TJAC e Iapen regulamentam protocolo para registro e investigação de mortes de presos
O Tribunal de Justiça do Acre (TJAC) e o Instituto de Administração Penitenciária (Iapen) publicaram a Portaria Conjunta nº 260/2026, que estabelece um novo fluxo de registro, comunicação e apuração de óbitos de pessoas privadas de liberdade em estabelecimentos penais do estado. A norma foi publicada nesta quarta-feira, 22.
A portaria define procedimentos obrigatórios desde a constatação da morte até a conclusão das investigações, envolvendo o Judiciário, o Ministério Público do Acre (MPAC), a Polícia Civil, a Defensoria Pública, o Instituto Médico Legal (IML) e a administração penitenciária.
O que muda com o novo protocolo?
Entre as determinações, a direção da unidade prisional deverá preservar o local da ocorrência, isolar a área, acionar imediatamente a Polícia Civil para realização da perícia e remoção do corpo, além de instaurar um procedimento preliminar para apurar as circunstâncias da morte.
O regulamento também prevê a elaboração de relatórios detalhados, identificação de testemunhas e possíveis suspeitos, além da comunicação imediata ao Juízo Corregedor de Presídios, ao Ministério Público, à Defensoria Pública, ao Iapen e ao IML.
Quando a morte ocorre em unidade de saúde ou durante escolta
Nos casos em que a morte ocorrer durante atendimento em unidade de saúde ou durante escolta, os agentes responsáveis deverão registrar toda a movimentação da pessoa privada de liberdade, reunir documentos médicos e encaminhar as informações à direção do presídio.
Comunicação aos familiares e devolução de pertences
A portaria determina ainda que a equipe técnica do estabelecimento prisional faça a comunicação da morte aos familiares de forma rápida e respeitosa, prestando orientações sobre a liberação do corpo, sepultamento e eventuais medidas jurídicas. Também prevê a devolução dos pertences da pessoa falecida e a comunicação de possíveis valores existentes em pecúlio aos familiares.
Regras específicas para indígenas e migrantes
Quando a pessoa morta for indígena, o Iapen deverá comunicar o caso à Fundação Nacional dos Povos Indígenas (Funai) e à comunidade indígena de origem. Se for migrante, a comunicação deverá ser feita ao consulado do país de origem ou ao Ministério das Relações Exteriores.
O papel do Judiciário e do GMF
A norma também estabelece obrigações para o Poder Judiciário.
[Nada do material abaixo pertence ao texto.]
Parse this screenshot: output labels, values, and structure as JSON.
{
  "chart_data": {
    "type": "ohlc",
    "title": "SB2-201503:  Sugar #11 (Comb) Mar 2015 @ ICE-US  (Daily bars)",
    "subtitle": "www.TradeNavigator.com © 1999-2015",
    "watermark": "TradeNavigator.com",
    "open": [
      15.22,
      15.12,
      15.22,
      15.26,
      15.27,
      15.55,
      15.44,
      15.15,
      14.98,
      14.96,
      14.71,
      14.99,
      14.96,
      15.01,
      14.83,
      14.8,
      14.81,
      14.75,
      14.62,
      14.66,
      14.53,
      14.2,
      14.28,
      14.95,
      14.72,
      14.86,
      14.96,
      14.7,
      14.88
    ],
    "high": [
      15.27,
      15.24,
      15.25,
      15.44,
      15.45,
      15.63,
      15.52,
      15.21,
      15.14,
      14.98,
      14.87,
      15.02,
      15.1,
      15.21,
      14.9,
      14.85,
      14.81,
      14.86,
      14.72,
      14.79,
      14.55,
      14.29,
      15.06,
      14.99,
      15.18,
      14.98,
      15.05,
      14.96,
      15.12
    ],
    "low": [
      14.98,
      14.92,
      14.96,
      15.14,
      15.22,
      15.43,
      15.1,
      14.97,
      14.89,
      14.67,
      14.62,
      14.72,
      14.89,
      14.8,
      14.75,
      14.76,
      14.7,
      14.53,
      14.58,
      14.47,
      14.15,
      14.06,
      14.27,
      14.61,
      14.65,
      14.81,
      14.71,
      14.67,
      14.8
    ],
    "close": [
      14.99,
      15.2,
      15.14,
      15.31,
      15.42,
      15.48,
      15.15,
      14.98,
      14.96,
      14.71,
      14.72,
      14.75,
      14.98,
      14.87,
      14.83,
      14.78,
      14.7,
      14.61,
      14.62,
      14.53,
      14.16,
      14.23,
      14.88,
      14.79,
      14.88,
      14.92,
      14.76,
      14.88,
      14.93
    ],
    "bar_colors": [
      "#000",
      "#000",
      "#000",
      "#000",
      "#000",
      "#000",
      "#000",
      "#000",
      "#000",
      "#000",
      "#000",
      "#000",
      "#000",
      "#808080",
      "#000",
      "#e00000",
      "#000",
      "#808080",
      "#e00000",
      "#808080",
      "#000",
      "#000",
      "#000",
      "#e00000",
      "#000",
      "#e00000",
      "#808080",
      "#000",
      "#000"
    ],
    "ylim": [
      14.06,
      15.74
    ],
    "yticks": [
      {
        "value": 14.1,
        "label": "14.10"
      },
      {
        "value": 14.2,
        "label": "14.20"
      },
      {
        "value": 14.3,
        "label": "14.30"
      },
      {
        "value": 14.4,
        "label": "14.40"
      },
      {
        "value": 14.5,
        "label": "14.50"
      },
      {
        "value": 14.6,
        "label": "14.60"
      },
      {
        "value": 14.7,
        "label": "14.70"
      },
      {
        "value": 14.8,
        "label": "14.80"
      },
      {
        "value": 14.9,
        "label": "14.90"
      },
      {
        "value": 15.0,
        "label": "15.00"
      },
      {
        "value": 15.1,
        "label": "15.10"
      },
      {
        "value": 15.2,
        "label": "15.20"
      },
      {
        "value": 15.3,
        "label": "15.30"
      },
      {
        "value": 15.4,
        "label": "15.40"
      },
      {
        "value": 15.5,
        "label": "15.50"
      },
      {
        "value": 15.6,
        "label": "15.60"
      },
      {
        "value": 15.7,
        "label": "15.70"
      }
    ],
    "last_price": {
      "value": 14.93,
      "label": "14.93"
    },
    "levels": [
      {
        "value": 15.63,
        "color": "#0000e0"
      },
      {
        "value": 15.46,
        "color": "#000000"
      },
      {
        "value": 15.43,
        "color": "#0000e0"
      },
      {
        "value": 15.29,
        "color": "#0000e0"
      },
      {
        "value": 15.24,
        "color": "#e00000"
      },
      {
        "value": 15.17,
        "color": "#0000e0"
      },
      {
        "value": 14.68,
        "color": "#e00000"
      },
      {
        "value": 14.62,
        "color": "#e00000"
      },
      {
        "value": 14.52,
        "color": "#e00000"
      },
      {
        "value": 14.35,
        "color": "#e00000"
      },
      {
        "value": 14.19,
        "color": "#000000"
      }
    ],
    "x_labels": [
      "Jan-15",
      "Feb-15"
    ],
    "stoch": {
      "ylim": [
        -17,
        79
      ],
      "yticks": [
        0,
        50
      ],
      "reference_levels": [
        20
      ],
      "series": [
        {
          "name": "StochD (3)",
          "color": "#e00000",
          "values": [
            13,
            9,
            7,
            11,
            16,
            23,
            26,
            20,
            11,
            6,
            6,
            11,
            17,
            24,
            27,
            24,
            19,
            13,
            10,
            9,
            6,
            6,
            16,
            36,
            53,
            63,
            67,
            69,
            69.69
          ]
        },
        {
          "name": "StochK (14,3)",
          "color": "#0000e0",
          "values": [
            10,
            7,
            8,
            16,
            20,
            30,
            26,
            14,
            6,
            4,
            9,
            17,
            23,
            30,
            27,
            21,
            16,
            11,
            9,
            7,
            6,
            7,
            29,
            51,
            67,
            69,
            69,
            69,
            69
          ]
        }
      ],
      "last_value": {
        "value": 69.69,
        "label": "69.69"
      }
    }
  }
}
Após ser informado sobre um óbito, o juiz responsável deverá verificar se todos os procedimentos previstos foram adotados, requisitar perícias complementares quando necessário e realizar inspeção no local em casos de morte violenta, acidente ou quando houver sequência de mortes sem causa claramente esclarecida.
Além disso, o Grupo de Monitoramento e Fiscalização do Sistema Carcerário (GMF) do TJAC ficará responsável por manter um banco de dados atualizado sobre os óbitos no sistema prisional, acompanhar trimestralmente as investigações e monitorar a adoção de medidas de proteção às testemunhas.
Sanções para servidores
Caso sejam identificados indícios de infração disciplinar cometida por servidores públicos, a Corregedoria do Sistema Prisional deverá instaurar processo administrativo disciplinar. Se confirmada a responsabilidade, poderão ser aplicadas sanções administrativas, sem prejuízo da responsabilização criminal.
Perguntas Frequentes
Quando a portaria foi publicada?
A Portaria Conjunta nº 260/2026 foi publicada nesta quarta-feira, 22.
Quem assina a portaria?
A portaria é do Tribunal de Justiça do Acre (TJAC) em conjunto com o Instituto de Administração Penitenciária (Iapen).
Quais órgãos estão envolvidos no protocolo?
Judiciário, Ministério Público do Acre (MPAC), Polícia Civil, Defensoria Pública, Instituto Médico Legal (IML) e administração penitenciária.
O que fazer quando um preso morre em unidade de saúde?
Os agentes responsáveis devem registrar toda a movimentação, reunir documentos médicos e encaminhar as informações à direção do presídio.
Como é feita a comunicação a familiares?
A equipe técnica do estabelecimento prisional deve comunicar a morte de forma rápida e respeitosa, orientando sobre liberação do corpo, sepultamento e medidas jurídicas.
Há regras para mortes de indígenas ou migrantes?
Sim. Para indígenas, o Iapen comunica a Funai e a comunidade de origem. Para migrantes, comunica o consulado ou o Ministério das Relações Exteriores.
Quem monitora as investigações?
O Grupo de Monitoramento e Fiscalização do Sistema Carcerário (GMF) do TJAC mantém banco de dados e acompanha as investigações trimestralmente.